巧姐却不愿占她这便宜:“不行,你得收回去。这样吧,我看你功夫挺好的。年后我们也要搬过来,如果你真心觉得抱歉,不如趁着空当教我一招半式,这样也算两相抵消。”
廖其廷眼中闪过一抹笑意,这丫头当真有意思:“你能学?”
“当然能,不信你问我娘,我已经坚持了好些天。”
“好。”
“虽然我看起来弱不禁风,但是……什么,你答应了?”
“我自会教,至于学不学的会则在你。诸位大人、夫人,时辰不早,我也得去城外大营,咱们就此别过。
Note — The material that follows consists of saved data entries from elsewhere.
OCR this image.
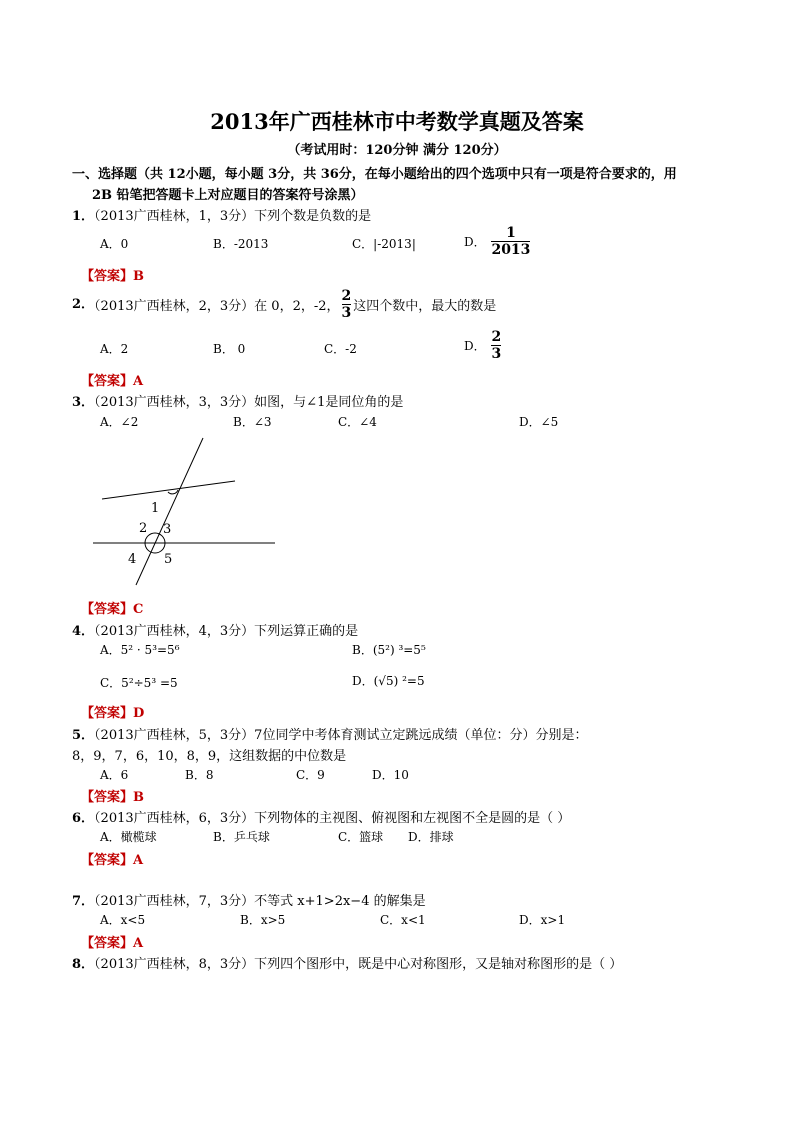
2013年广西桂林市中考数学真题及答案
（考试用时：120分钟 满分 120分）
一、选择题（共 12小题，每小题 3分，共 36分，在每小题给出的四个选项中只有一项是符合要求的，用
2B 铅笔把答题卡上对应题目的答案符号涂黑）
1．（2013广西桂林，1，3分）下列个数是负数的是
A．0	B．-2013	C．|-2013|	D． $\frac{1}{2013}$
【答案】B
2．（2013广西桂林，2，3分）在 0，2，-2， $\frac{2}{3}$ 这四个数中，最大的数是
A．2	B． 0	C．-2	D． $\frac{2}{3}$
【答案】A
3．（2013广西桂林，3，3分）如图，与∠1是同位角的是
A．∠2	B．∠3	C．∠4	D．∠5
1
2 3
4 5
【答案】C
4．（2013广西桂林，4，3分）下列运算正确的是
A．5² · 5³=5⁶	B．(5²) ³=5⁵
C．5²÷5³ =5	D．(√5) ²=5
【答案】D
5．（2013广西桂林，5，3分）7位同学中考体育测试立定跳远成绩（单位：分）分别是：
8，9，7，6，10，8，9，这组数据的中位数是
A．6	B．8	C．9	D．10
【答案】B
6．（2013广西桂林，6，3分）下列物体的主视图、俯视图和左视图不全是圆的是（ ）
A．橄榄球	B．乒乓球	C．篮球 D．排球
【答案】A
7．（2013广西桂林，7，3分）不等式 x+1>2x−4 的解集是
A．x<5	B．x>5	C．x<1	D．x>1
【答案】A
8．（2013广西桂林，8，3分）下列四个图形中，既是中心对称图形，又是轴对称图形的是（ ）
”
说完廖其廷利落的上马,勒紧缰绳直接往前跑去。随着马匹跃动,上面掉下一物,直接落到巧姐手心,正是那只手环。
“收着吧。”远处传来少年略显单薄的声音。
巧姐气极:“这人真是,怎么这般着急。”
章氏看向远方马上甲胄若有所思,在闺女说要趁机交还时,她拒绝道:“也算不了什么贵重东西,既然他送了,你收下便是。”
听她这般说,巧姐也套在手上:“看着简单,带上还真是好看。娘,你给我打根钗子。”
“行。”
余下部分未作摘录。